John Walker is well-known in Stockton for being the inventor of the friction match in 1826. However, he went uncredited for his discovery for decades until independent researchers gave him the recognition he deserved.

Portrait engraving of John Walker. Image courtesy of Preston Park Museum.

John Walker was born on 29th May 1781 in Stockton, the third son to a local grocer and wine merchant, also named John Walker. His father owned a grocer’s shop on the High Street, and he was able to send John Walker Jnr to Stockton Grammar School.

He was educated in chemistry, mineralogy and botany, and at first, he aspired to be a surgeon. However, the work of a surgeon was too graphic for him and he became a wholesale drug seller instead. He settled in Stockton, opening his own chemists’ shop on the High Street in 1819.

Artist’s impression of John Walker’s chemist shop on Stockton High Street. Image courtesy of Preston Park Museum.

At this time in John Walker’s life new discoveries were being made in the creation of light. Fossil fuels such as coal and gas were used for generating light and heat. Walker’s work as an independent chemist allowed him to experiment with chemicals and explosives, and he began looking for a way to ignite fire safely and easily.

In 1826 he created his first friction match by accident, when he scraped a wooden stick he had been using for stirring chemicals against his hearth at home, and it caught alight.

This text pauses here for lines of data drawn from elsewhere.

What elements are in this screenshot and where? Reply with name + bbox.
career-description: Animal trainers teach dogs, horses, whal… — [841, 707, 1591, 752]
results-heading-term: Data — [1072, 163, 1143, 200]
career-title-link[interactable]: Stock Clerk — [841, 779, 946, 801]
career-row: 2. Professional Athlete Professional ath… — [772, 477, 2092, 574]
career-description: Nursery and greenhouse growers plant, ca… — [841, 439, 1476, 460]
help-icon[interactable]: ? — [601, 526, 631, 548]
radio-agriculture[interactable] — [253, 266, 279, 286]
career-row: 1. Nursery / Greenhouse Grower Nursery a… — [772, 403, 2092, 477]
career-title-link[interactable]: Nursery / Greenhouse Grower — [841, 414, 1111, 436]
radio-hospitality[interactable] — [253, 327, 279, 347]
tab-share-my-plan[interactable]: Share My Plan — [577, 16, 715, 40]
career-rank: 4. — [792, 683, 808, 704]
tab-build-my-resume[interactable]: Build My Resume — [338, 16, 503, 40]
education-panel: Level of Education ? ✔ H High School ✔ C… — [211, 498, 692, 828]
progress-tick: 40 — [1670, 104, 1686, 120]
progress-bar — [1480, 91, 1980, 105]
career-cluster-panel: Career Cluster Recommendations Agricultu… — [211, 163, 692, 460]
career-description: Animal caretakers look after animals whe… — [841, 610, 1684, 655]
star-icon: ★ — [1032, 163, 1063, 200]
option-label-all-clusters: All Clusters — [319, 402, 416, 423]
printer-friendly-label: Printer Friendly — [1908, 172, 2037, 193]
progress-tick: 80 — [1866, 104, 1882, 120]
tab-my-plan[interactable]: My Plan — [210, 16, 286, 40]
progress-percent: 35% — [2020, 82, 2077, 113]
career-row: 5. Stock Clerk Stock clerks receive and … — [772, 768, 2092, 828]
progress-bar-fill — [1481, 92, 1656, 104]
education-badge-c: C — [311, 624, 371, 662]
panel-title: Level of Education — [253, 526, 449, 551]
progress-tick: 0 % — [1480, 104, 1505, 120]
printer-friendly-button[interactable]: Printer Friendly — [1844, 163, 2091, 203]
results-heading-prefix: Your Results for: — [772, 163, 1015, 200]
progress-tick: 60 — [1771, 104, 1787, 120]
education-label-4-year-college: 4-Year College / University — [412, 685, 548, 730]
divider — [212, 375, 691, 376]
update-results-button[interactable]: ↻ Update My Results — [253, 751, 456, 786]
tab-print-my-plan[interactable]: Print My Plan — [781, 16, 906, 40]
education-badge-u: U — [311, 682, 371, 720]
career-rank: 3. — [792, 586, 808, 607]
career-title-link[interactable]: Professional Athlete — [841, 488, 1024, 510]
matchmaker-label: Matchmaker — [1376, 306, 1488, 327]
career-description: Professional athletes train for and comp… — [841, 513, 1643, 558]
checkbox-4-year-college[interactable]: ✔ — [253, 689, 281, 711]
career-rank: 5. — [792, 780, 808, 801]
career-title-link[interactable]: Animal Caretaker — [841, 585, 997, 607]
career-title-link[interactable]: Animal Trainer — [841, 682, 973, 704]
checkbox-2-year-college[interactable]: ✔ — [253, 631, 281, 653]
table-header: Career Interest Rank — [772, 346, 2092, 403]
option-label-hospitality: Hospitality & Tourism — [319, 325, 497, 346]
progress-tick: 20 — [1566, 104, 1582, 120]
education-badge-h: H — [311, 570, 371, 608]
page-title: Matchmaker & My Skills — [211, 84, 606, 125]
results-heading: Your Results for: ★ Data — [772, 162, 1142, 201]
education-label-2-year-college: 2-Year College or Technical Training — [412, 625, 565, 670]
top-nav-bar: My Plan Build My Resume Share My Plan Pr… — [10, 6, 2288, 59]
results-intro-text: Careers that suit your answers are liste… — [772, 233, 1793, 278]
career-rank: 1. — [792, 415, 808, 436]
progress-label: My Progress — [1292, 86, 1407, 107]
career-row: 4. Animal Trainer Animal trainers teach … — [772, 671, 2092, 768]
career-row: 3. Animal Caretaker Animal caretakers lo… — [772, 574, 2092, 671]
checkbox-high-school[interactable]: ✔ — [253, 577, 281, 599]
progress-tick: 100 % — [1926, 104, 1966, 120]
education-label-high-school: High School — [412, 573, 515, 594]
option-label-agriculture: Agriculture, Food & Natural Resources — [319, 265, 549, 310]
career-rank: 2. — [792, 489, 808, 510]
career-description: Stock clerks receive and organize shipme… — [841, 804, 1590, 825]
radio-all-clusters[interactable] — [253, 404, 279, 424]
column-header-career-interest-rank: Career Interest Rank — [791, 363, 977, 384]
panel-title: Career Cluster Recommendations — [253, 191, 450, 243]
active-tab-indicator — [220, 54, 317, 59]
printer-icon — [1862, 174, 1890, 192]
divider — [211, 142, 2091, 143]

He perfected the chemical formula and sold his first box of friction matches at his shop on 7th April 1827.

Walker did not patent his matches, even after being told to by the renowned scientist Michael Faraday. As a result, other inventors were able to take his invention and make their own friction matches. But Walker was still successful in selling his matches and was able to retire and live comfortably off his earnings. He died in Stockton on 1st May 1859, and at the time remained uncredited for his invention.

A photograph of John Walker’s home (marked with an X). Image courtesy of Preston Park Museum.

In the years following Walker’s death, researchers uncovered his invention and appealed for him to be publicly recognised as the inventor of the friction match. One of these researchers was a local man, Joseph Parrott, who presented lectures about Walker and argued in favour of a monument being built to him in 1895 (you can read more about Joseph Parrott here). It was not until 1977 that a sculpture of John Walker was unveiled in Stockton Town Centre to celebrate the 150th Anniversary of the Invention of the friction match.

John Walker’s legacy is also reflected in a replica of his chemist shop at Preston Park Museum’s Victorian Street, and an original John Walker friction match is held in the collection.

John Walker’s sculpture in Stockton Town Centre. Image courtesy of Preston Park Museum.